I expected my playing to be lousy (it was), but I couldn’t even tune the instrument properly. Each time I gave any one of the tuning pegs even the slightest turn, there’d be a sudden “twang” as the string jumped from slightly flat to slightly sharp. Then when I eased back on the peg, the string would return to slightly flat. I should have gone out and bought a new set of strings, but decided that I would wait to see whether I was serious about playing. If I was only going to dabble for a week or two before putting the guitar back in the closet, almost in tune would be good enough.
The other day when I couldn’t get two of six strings exactly right, I realized that my guitar was a metaphor for all of 2025. By that I mean that it is not just my musical instrument that’s been a few hertz off. For the past twelve months, my retired life in a small Midwestern city has been slightly out of tune.
Slightly out of tune is the right way to put it. In spite of a lousy 2025 for many people, nothing of significance has impacted me personally. The cost of Manyu’s and my health insurance took a big jump, but we can afford it. Manyu is foreign-born, but I don’t worry that Homeland Security will prevent her from coming home after her extended visit to Asia. Climate change has decimating dozens of islands and coastlines, but I live inland and have yet to be hammered by a natural disaster.

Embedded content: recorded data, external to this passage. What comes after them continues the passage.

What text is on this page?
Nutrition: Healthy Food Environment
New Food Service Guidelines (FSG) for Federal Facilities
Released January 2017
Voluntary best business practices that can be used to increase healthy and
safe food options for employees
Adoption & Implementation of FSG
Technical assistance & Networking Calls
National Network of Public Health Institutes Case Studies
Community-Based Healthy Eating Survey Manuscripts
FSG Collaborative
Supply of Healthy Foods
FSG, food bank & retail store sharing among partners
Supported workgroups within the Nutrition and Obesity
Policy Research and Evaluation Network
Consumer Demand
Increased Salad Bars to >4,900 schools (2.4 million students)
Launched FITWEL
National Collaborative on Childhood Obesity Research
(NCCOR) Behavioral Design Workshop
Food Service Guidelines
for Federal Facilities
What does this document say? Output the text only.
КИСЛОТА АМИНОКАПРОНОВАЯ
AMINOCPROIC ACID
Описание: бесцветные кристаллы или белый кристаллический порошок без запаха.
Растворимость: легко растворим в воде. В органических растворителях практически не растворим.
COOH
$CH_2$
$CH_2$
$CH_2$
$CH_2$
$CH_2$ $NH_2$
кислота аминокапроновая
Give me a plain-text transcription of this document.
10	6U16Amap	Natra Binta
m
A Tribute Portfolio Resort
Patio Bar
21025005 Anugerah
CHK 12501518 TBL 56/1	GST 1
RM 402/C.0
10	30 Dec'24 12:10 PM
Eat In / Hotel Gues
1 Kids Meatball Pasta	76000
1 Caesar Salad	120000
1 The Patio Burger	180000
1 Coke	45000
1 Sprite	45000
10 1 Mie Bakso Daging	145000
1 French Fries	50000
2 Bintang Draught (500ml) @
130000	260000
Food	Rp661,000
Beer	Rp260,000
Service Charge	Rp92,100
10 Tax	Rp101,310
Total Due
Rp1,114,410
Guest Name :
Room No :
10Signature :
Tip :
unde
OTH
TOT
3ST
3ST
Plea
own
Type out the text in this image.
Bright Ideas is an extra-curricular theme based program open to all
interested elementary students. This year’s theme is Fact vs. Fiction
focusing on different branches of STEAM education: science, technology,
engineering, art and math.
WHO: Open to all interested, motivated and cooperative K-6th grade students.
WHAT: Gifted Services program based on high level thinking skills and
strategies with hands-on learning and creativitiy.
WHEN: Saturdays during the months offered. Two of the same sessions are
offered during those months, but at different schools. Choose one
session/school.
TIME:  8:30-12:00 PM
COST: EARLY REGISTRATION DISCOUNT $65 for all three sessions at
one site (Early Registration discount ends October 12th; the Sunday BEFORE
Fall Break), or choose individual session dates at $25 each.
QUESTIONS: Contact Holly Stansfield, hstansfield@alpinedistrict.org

Still, like Joe Walsh, I sometimes complain.* If my biggest problems in life are a guitar that won’t stay in tune, a snow plow that has taken out a swath of my front yard, and an old dog that’s forgotten he was once housebroken, then I don’t really have any problems at all. To a large extent, my entire life has been this way, and one of the big questions I’ve always had is how much do I try to live a peaceful life away from the troubles of the world and how much do I dig in and try to make a difference. When I started this blog, my plan was to write about the calluses on my finger tips from playing guitar. How did I get here?
* One of my favorite lines in all of rock music is from Walsh’s song Life’s Been Good. In it, he sings, “I can’t complain, but sometimes I still do.”